Naruto Night

Yes, Naruto Night is on tonight.

That is all.

Snow!

Okay, so it isn’t actually snowing, so the title of this post was a little bit of a lie. But it has been: walking to work this morning, I passed a number of cars (presumabley having come down from the mountains) with small drifts of snow on their rooves (not just frost, like those in town have). Winter’s picking up pace. The weeks and weeks of rain we’ve had have at long last stopped, giving us a week of clear skies and frosty, crisp days. Wonder if we’ll get snow in Aber this year. I want to have another try at getting Claire sledging.
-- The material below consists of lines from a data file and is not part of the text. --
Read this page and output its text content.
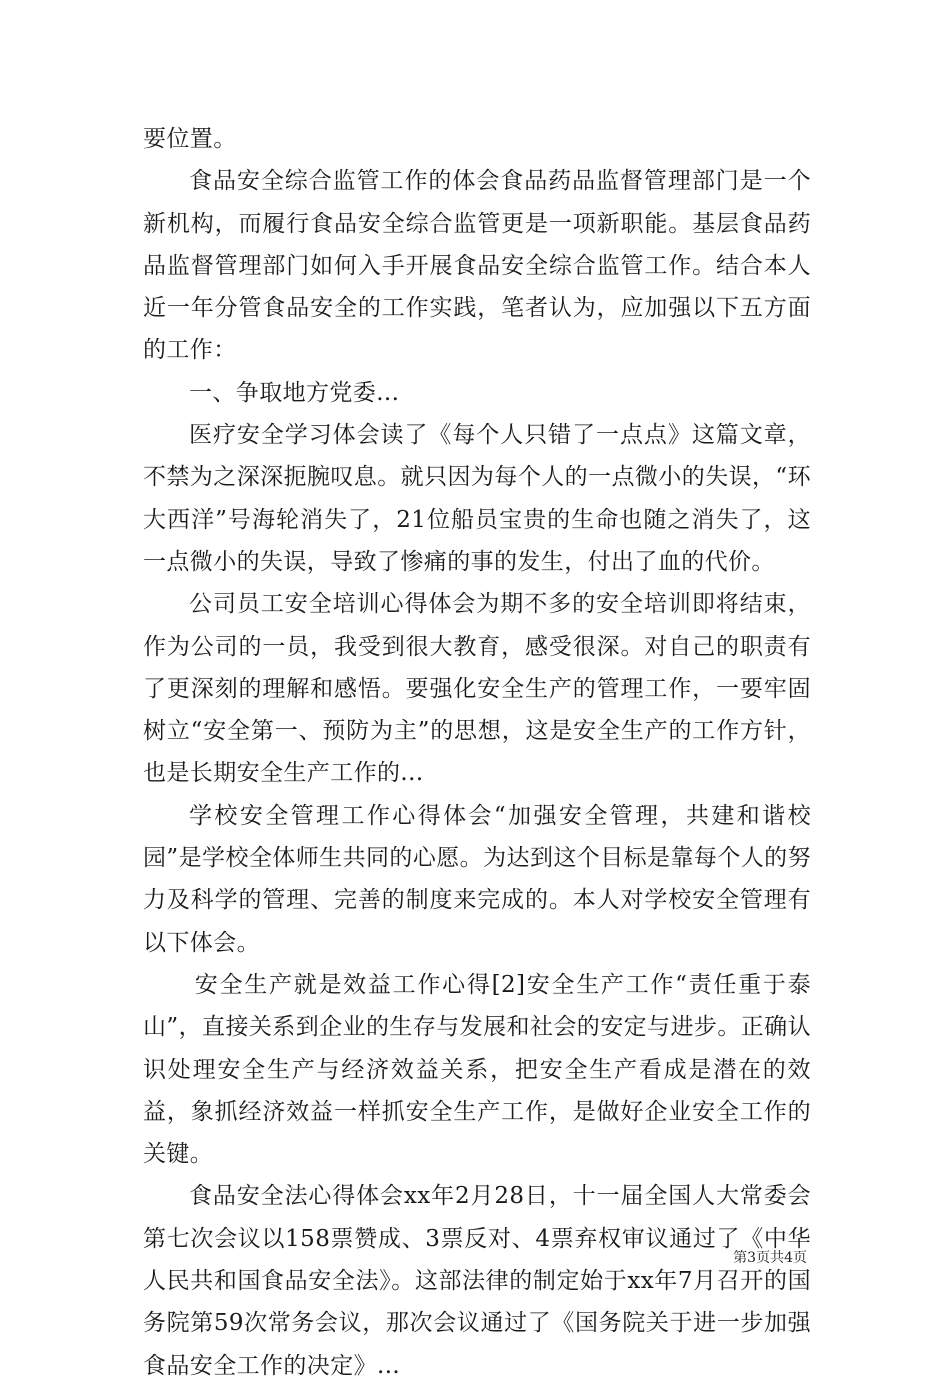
要位置。

食品安全综合监管工作的体会食品药品监督管理部门是一个新机构，而履行食品安全综合监管更是一项新职能。基层食品药品监督管理部门如何入手开展食品安全综合监管工作。结合本人近一年分管食品安全的工作实践，笔者认为，应加强以下五方面的工作：

一、争取地方党委...

医疗安全学习体会读了《每个人只错了一点点》这篇文章，不禁为之深深扼腕叹息。就只因为每个人的一点微小的失误，“环大西洋”号海轮消失了，21位船员宝贵的生命也随之消失了，这一点微小的失误，导致了惨痛的事的发生，付出了血的代价。

公司员工安全培训心得体会为期不多的安全培训即将结束，作为公司的一员，我受到很大教育，感受很深。对自己的职责有了更深刻的理解和感悟。要强化安全生产的管理工作，一要牢固树立“安全第一、预防为主”的思想，这是安全生产的工作方针，也是长期安全生产工作的...

学校安全管理工作心得体会“加强安全管理，共建和谐校园”是学校全体师生共同的心愿。为达到这个目标是靠每个人的努力及科学的管理、完善的制度来完成的。本人对学校安全管理有以下体会。

安全生产就是效益工作心得[2]安全生产工作“责任重于泰山”，直接关系到企业的生存与发展和社会的安定与进步。正确认识处理安全生产与经济效益关系，把安全生产看成是潜在的效益，象抓经济效益一样抓安全生产工作，是做好企业安全工作的关键。

食品安全法心得体会xx年2月28日，十一届全国人大常委会第七次会议以158票赞成、3票反对、4票弃权审议通过了《中华人民共和国食品安全法》。这部法律的制定始于xx年7月召开的国务院第59次常务会议，那次会议通过了《国务院关于进一步加强食品安全工作的决定》...

第3页共4页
Went, last night, to the future history of the future of the thing that was historically The Future History Of Comedy, “Gorilla Monsoon”, Aberystwyth’s alternative comedy/open-mic thingy, with Claire, Jimmy, Matt, and others. Matt’s said a lot about it already in his review, so I won’t go over old ground by telling you everything in as much detail as he already has, except where I disagree with him.

Our MC was Bryan Patrick, who I found to be good throughout. His quips at things were spot on and his crowd interactivity was good, and he seemed to do a good job throughout of getting the crowd motivated and making them feel connected with him on a personal level. I’ve seen Danny Furness a couple of times before at Future History, and his performance has always been… variable… but last night he really shone: a particularly spectacular act which repeatedly made me laugh out loud. Anton Pique was next up. I saw this guy once before at Future History, where he did a wonderfully morbid and dark act which was one of those “funny but you don’t laugh at it” things we see so rarely, like Chris Morris’ Jam. Last night, however, he seemed to be struggling – perhaps trying too hard to maintain a dark, subtle humour while simultaneously trying to appeal to a wider audience. Perhaps not. All I know is that he didn’t tickle me quite so well as he did when I first saw him. Nick Page was our headline act, and, as Matt says, he was very good, delivering a stream of well built-up, developed, thought-out gags with a hint of “what-next, graduate?” loss that I can’t help but empathise with. Witty, intelligent humour with which to finish the evening.